Nothing is ever really lost to us as long as we remember it.–L.M. Montgomery
I don’t remember the sound of my father’s voice. I’m not sure, really, what to make of that. I remember his words. I remember the way he stole our caramel frosting off the spice cake when we weren’t looking. I remember the twinkle in his eye. But I cannot remember his voice. It is only the sure knowledge I have that I will see him again that makes this loss somewhat bearable.
I keep a voicemail or two from my mother still on my phone. One of them, I haven’t even listened to yet. Because I called her back. Back when I could call her back. I can’t bear to listen to them yet. Even though they are over 2 years old. I don’t know when or if I will be able to. But I know that they are there. And I won’t forget.
I remember when my kids were little. It didn’t matter how messy the chaos that was my house or my life. It didn’t matter how tired I was. But there was always a moment at the end of each day when I would snuggle them before bed and nestle my nose in the top of their tow-topped heads, close my eyes, and breathe deeply, willing the moment to sear itself in my memory, willing myself to never forget their smell, their sound, their energy. Those moments of closeness now too far past, but which I still keep in my memory. Even know I lure the very curious, active James into my lap on the pretense of reading a story, but mostly to snatch a near-still moment in which to nuzzle his head with my nose and breathe him in, sealing up the memory while I can.

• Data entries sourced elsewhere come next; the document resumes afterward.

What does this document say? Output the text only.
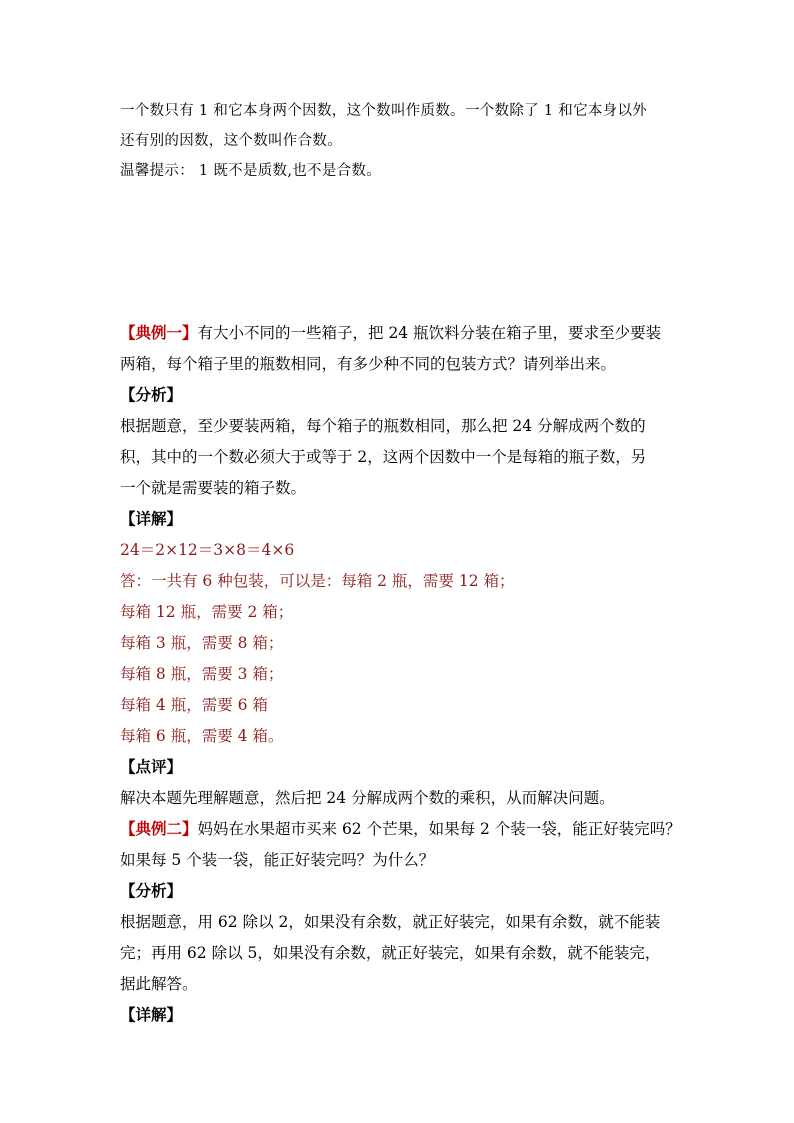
一个数只有 1 和它本身两个因数，这个数叫作质数。一个数除了 1 和它本身以外

还有别的因数，这个数叫作合数。

温馨提示： 1 既不是质数,也不是合数。

【典例一】有大小不同的一些箱子，把 24 瓶饮料分装在箱子里，要求至少要装

两箱，每个箱子里的瓶数相同，有多少种不同的包装方式？请列举出来。

【分析】

根据题意，至少要装两箱，每个箱子的瓶数相同，那么把 24 分解成两个数的

积，其中的一个数必须大于或等于 2，这两个因数中一个是每箱的瓶子数，另

一个就是需要装的箱子数。

【详解】

24＝2×12＝3×8＝4×6

答：一共有 6 种包装，可以是：每箱 2 瓶，需要 12 箱；

每箱 12 瓶，需要 2 箱；

每箱 3 瓶，需要 8 箱；

每箱 8 瓶，需要 3 箱；

每箱 4 瓶，需要 6 箱

每箱 6 瓶，需要 4 箱。

【点评】

解决本题先理解题意，然后把 24 分解成两个数的乘积，从而解决问题。

【典例二】妈妈在水果超市买来 62 个芒果，如果每 2 个装一袋，能正好装完吗？

如果每 5 个装一袋，能正好装完吗？为什么？

【分析】

根据题意，用 62 除以 2，如果没有余数，就正好装完，如果有余数，就不能装

完；再用 62 除以 5，如果没有余数，就正好装完，如果有余数，就不能装完，

据此解答。

【详解】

There is one other (you see–I still have trouble following the rules and have failed at limiting myself just to one) ? of my mortal experience that I desperately try to sear into my heart in the hopes of never forgetting. The warmth of the sun on my face and my arms, breeze in my hair, big skies in my view and whatever nature has to offer–mountains, streams, fields, or farmlands– lit by that perfect light of early morning or just before sunset–grounding me to the earth. These are the moments I want to hold on to. In which I tell myself that whatever turmoil or worry is in my head, whatever anguish or heartbreak or loss is in my heart, it was worth it to come to earth just to experience this moment. This reminder that God created this beautiful world–a world so beautiful it almost hurts to take it in–for me.